Trailing zeros sometimes count as significant figures and sometimes don’t. It depends on one thing: whether a decimal point is present in the number. This single detail is the source of most confusion in chemistry and physics classes, but the rule itself is straightforward once you see the pattern.
The Core Rule
Trailing zeros in the decimal portion of a number are always significant. In 4.50, that final zero counts, giving you three significant figures. It signals that the measurement was precise enough to report the hundredths place. The same logic applies to 0.003700, which has four significant figures: the 3, the 7, and both trailing zeros.
Trailing zeros in a whole number with no decimal point are not significant. The number 1400 has only two significant figures. The number 500 has one. Those zeros are just placeholders that tell you the scale of the number, not how precisely it was measured.
Why Whole Numbers Create Ambiguity
Here’s the problem. If you measure something and get exactly 500.0 grams on a precise scale, writing “500” throws away that precision. The reader has no way to know whether you measured to the nearest gram or the nearest hundred grams. The number 500 could reasonably have one, two, or three significant figures depending on the instrument used.
Because of this ambiguity, the default assumption in science courses is conservative: if there’s no decimal point, assume trailing zeros are not significant. So 3800 gets two significant figures, and 20,000 gets one.
Three Ways to Remove the Ambiguity
When trailing zeros in a whole number genuinely reflect precision, there are a few conventions for making that clear.
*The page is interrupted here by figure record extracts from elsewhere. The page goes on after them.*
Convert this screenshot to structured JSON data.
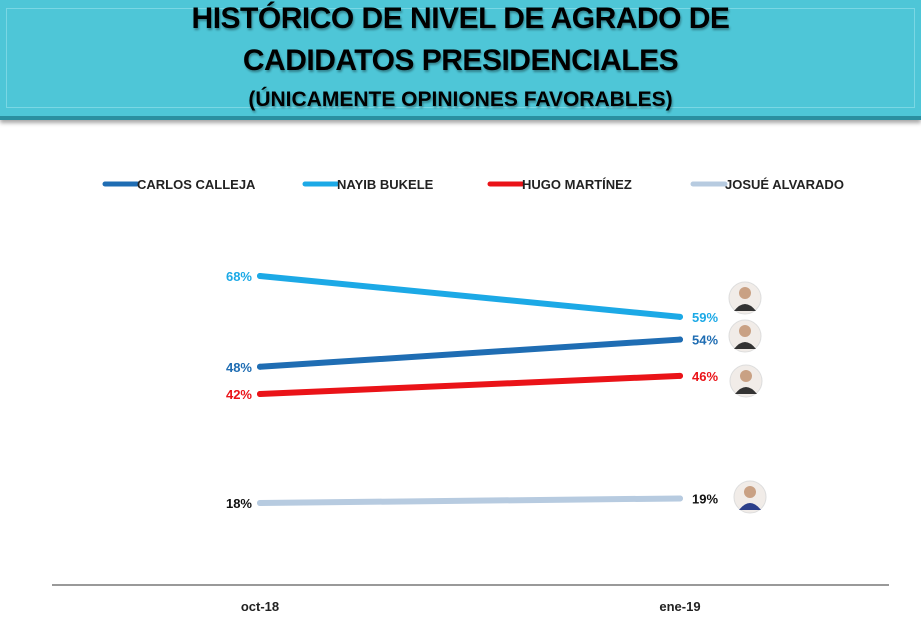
{
  "chart_data": {
    "type": "line",
    "title": "HISTÓRICO DE NIVEL DE AGRADO DE",
    "title_line2": "CADIDATOS PRESIDENCIALES",
    "subtitle": "(ÚNICAMENTE OPINIONES FAVORABLES)",
    "categories": [
      "oct-18",
      "ene-19"
    ],
    "ylim": [
      0,
      80
    ],
    "grid": false,
    "legend_placement": "top",
    "series": [
      {
        "name": "CARLOS CALLEJA",
        "values": [
          48,
          54
        ],
        "labels": [
          "48%",
          "54%"
        ],
        "color": "#1f6db3"
      },
      {
        "name": "NAYIB BUKELE",
        "values": [
          68,
          59
        ],
        "labels": [
          "68%",
          "59%"
        ],
        "color": "#1ca9e6"
      },
      {
        "name": "HUGO MARTÍNEZ",
        "values": [
          42,
          46
        ],
        "labels": [
          "42%",
          "46%"
        ],
        "color": "#ea1318"
      },
      {
        "name": "JOSUÉ ALVARADO",
        "values": [
          18,
          19
        ],
        "labels": [
          "18%",
          "19%"
        ],
        "color": "#b7cbe0",
        "label_color": "#111111"
      }
    ]
  }
}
- Add a terminal decimal point. Writing “540.” (with a period at the end) tells the reader that the zero is significant, giving three significant figures instead of two. Writing “1000.” means all four digits count. This notation is uncommon in everyday writing but is a recognized convention in science.
- Use scientific notation. This is the cleanest solution. Writing 3 × 10² means one significant figure. Writing 3.00 × 10² means three. Every digit you include before the power of ten is significant, so there’s zero ambiguity.
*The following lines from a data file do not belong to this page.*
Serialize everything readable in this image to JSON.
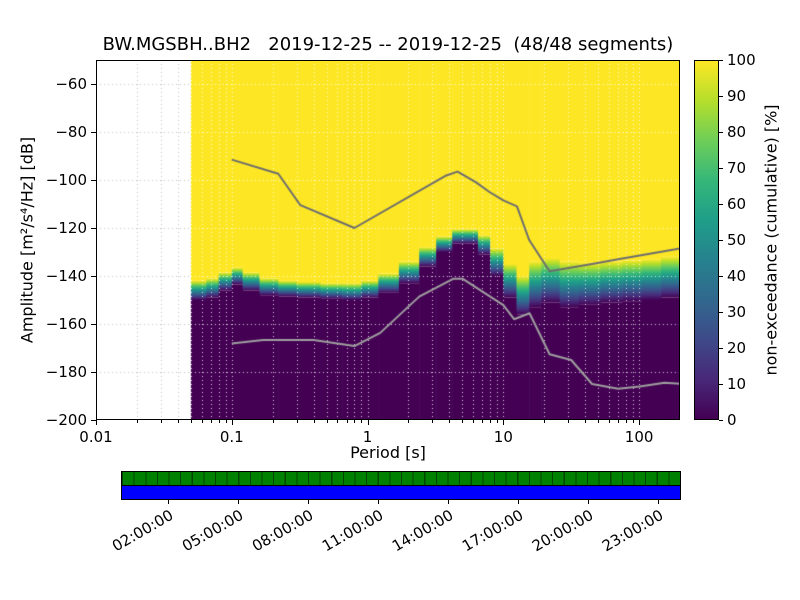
{
  "title": "BW.MGSBH..BH2   2019-12-25 -- 2019-12-25  (48/48 segments)",
  "chart_data": {
    "type": "heatmap",
    "title": "BW.MGSBH..BH2   2019-12-25 -- 2019-12-25  (48/48 segments)",
    "xlabel": "Period [s]",
    "ylabel": "Amplitude [m²/s⁴/Hz] [dB]",
    "colorbar_label": "non-exceedance (cumulative) [%]",
    "x_scale": "log",
    "xlim": [
      0.01,
      200
    ],
    "ylim": [
      -200,
      -50
    ],
    "x_ticks": [
      {
        "value": 0.01,
        "label": "0.01"
      },
      {
        "value": 0.1,
        "label": "0.1"
      },
      {
        "value": 1,
        "label": "1"
      },
      {
        "value": 10,
        "label": "10"
      },
      {
        "value": 100,
        "label": "100"
      }
    ],
    "y_ticks": [
      {
        "value": -60,
        "label": "−60"
      },
      {
        "value": -80,
        "label": "−80"
      },
      {
        "value": -100,
        "label": "−100"
      },
      {
        "value": -120,
        "label": "−120"
      },
      {
        "value": -140,
        "label": "−140"
      },
      {
        "value": -160,
        "label": "−160"
      },
      {
        "value": -180,
        "label": "−180"
      },
      {
        "value": -200,
        "label": "−200"
      }
    ],
    "colorbar_ticks": [
      {
        "value": 100,
        "label": "100"
      },
      {
        "value": 90,
        "label": "90"
      },
      {
        "value": 80,
        "label": "80"
      },
      {
        "value": 70,
        "label": "70"
      },
      {
        "value": 60,
        "label": "60"
      },
      {
        "value": 50,
        "label": "50"
      },
      {
        "value": 40,
        "label": "40"
      },
      {
        "value": 30,
        "label": "30"
      },
      {
        "value": 20,
        "label": "20"
      },
      {
        "value": 10,
        "label": "10"
      },
      {
        "value": 0,
        "label": "0"
      }
    ],
    "colormap": [
      "#440154",
      "#482878",
      "#3e4a89",
      "#31688e",
      "#26828e",
      "#1f9e89",
      "#35b779",
      "#6ece58",
      "#b5de2b",
      "#fde725"
    ],
    "grid": {
      "style": "dotted",
      "color_over_data": "#ffffff",
      "color_over_blank": "#bbbbbb"
    },
    "data_period_range": [
      0.05,
      200
    ],
    "distribution": {
      "note": "columns = [period s, dB where 100% (yellow) band ends, dB where 0% (dark) band begins]",
      "columns": [
        [
          0.05,
          -142,
          -150
        ],
        [
          0.065,
          -141,
          -149
        ],
        [
          0.08,
          -138.5,
          -146
        ],
        [
          0.1,
          -136.5,
          -143.5
        ],
        [
          0.12,
          -138.5,
          -146
        ],
        [
          0.16,
          -141,
          -148
        ],
        [
          0.22,
          -142,
          -148.5
        ],
        [
          0.3,
          -142.5,
          -149
        ],
        [
          0.45,
          -143,
          -149.5
        ],
        [
          0.65,
          -143,
          -150
        ],
        [
          0.9,
          -142,
          -149
        ],
        [
          1.2,
          -139,
          -147
        ],
        [
          1.7,
          -134,
          -143
        ],
        [
          2.4,
          -128,
          -136
        ],
        [
          3.2,
          -123.5,
          -130
        ],
        [
          4.2,
          -120.5,
          -126.5
        ],
        [
          5.2,
          -120.5,
          -126.5
        ],
        [
          6.5,
          -123,
          -131
        ],
        [
          8,
          -128.5,
          -140
        ],
        [
          10,
          -135,
          -149
        ],
        [
          12.5,
          -140,
          -156
        ],
        [
          15.5,
          -134,
          -153
        ],
        [
          19,
          -132.5,
          -151
        ],
        [
          26,
          -134,
          -153
        ],
        [
          36,
          -134.5,
          -152
        ],
        [
          52,
          -134,
          -151
        ],
        [
          75,
          -133.5,
          -150.5
        ],
        [
          105,
          -133,
          -150
        ],
        [
          145,
          -132,
          -149
        ],
        [
          200,
          -130,
          -147
        ]
      ]
    },
    "noise_models": {
      "high": [
        [
          0.1,
          -91.5
        ],
        [
          0.22,
          -97.4
        ],
        [
          0.32,
          -110.5
        ],
        [
          0.8,
          -120
        ],
        [
          3.8,
          -98.1
        ],
        [
          4.6,
          -96.5
        ],
        [
          6.3,
          -101
        ],
        [
          7.9,
          -105
        ],
        [
          10,
          -108.5
        ],
        [
          12.6,
          -111
        ],
        [
          15.5,
          -125
        ],
        [
          21.9,
          -138
        ],
        [
          45,
          -135
        ],
        [
          70,
          -133
        ],
        [
          101,
          -131.5
        ],
        [
          200,
          -128.5
        ]
      ],
      "low": [
        [
          0.1,
          -168.1
        ],
        [
          0.17,
          -166.7
        ],
        [
          0.4,
          -166.7
        ],
        [
          0.8,
          -169.2
        ],
        [
          1.24,
          -163.7
        ],
        [
          2.4,
          -148.6
        ],
        [
          4.3,
          -141.1
        ],
        [
          5,
          -141.1
        ],
        [
          6,
          -144
        ],
        [
          10,
          -152.1
        ],
        [
          12,
          -158
        ],
        [
          15.6,
          -155.5
        ],
        [
          21.9,
          -172.6
        ],
        [
          31.6,
          -175
        ],
        [
          45,
          -185
        ],
        [
          70,
          -187
        ],
        [
          101,
          -186
        ],
        [
          154,
          -184.5
        ],
        [
          200,
          -184.9
        ]
      ],
      "color_high": "#6e6e6e",
      "color_low": "#9e9e9e"
    },
    "timeline": {
      "hours_span": [
        0,
        24
      ],
      "segments": 48,
      "colors": {
        "top_strip": "#008000",
        "bottom_strip": "#0000ff"
      },
      "tick_hours": [
        2,
        5,
        8,
        11,
        14,
        17,
        20,
        23
      ],
      "tick_labels": [
        "02:00:00",
        "05:00:00",
        "08:00:00",
        "11:00:00",
        "14:00:00",
        "17:00:00",
        "20:00:00",
        "23:00:00"
      ]
    }
  }
}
- Use an overbar. Rarely, a bar is placed over a trailing zero to mark it as the last significant digit. This notation exists in some textbooks but is uncommon in practice.
Quick Reference by Number Type
Seeing several examples side by side makes the pattern click faster than memorizing abstract rules.
- 0.0042 → 2 sig figs. Leading zeros (the 0.00) are never significant. They’re placeholders.
- 0.00420 → 3 sig figs. The trailing zero after the 2 is in the decimal portion, so it counts.
- 300 → 1 sig fig. No decimal point, so trailing zeros don’t count.
- 300. → 3 sig figs. The decimal point signals that the zeros are intentional.
- 300.0 → 4 sig figs. Three from “300.” plus the zero after the decimal.
- 1.020 → 4 sig figs. The zero between 1 and 2 is a “captive” zero (always significant), and the trailing zero after 2 counts because it’s in the decimal portion.
How This Affects Calculations
The sig fig count of your inputs determines the sig fig count of your answer. This is where trailing zeros quietly cause mistakes. If you multiply 500 × 3.25, and you treat 500 as having one significant figure, your answer can only have one significant figure. That’s a much rougher result than if 500 had three significant figures.
Before plugging numbers into multiplication or division, decide how many significant figures each value has. If a whole number with trailing zeros was given without a decimal point, treat those zeros as not significant unless your instructor or textbook states otherwise. When in doubt, rewrite the number in scientific notation to force yourself to commit to a precision level. Writing 5.00 × 10² makes it explicit that you’re working with three significant figures, and your final answer should reflect that.
Leading Zeros vs. Trailing Zeros
A common mix-up is confusing leading zeros with trailing zeros. They follow completely different rules. Leading zeros are the zeros that appear before the first nonzero digit in a decimal number, like the 0.00 in 0.0056. These are never significant. They exist only to show where the decimal point falls. Trailing zeros come after the last nonzero digit, like the 0 in 8.90 or the 00 in 1400. Whether they count depends entirely on the decimal point rules above.
Zeros sandwiched between nonzero digits, sometimes called captive or embedded zeros, are always significant regardless of context. The number 101 has three significant figures, and 5.003 has four.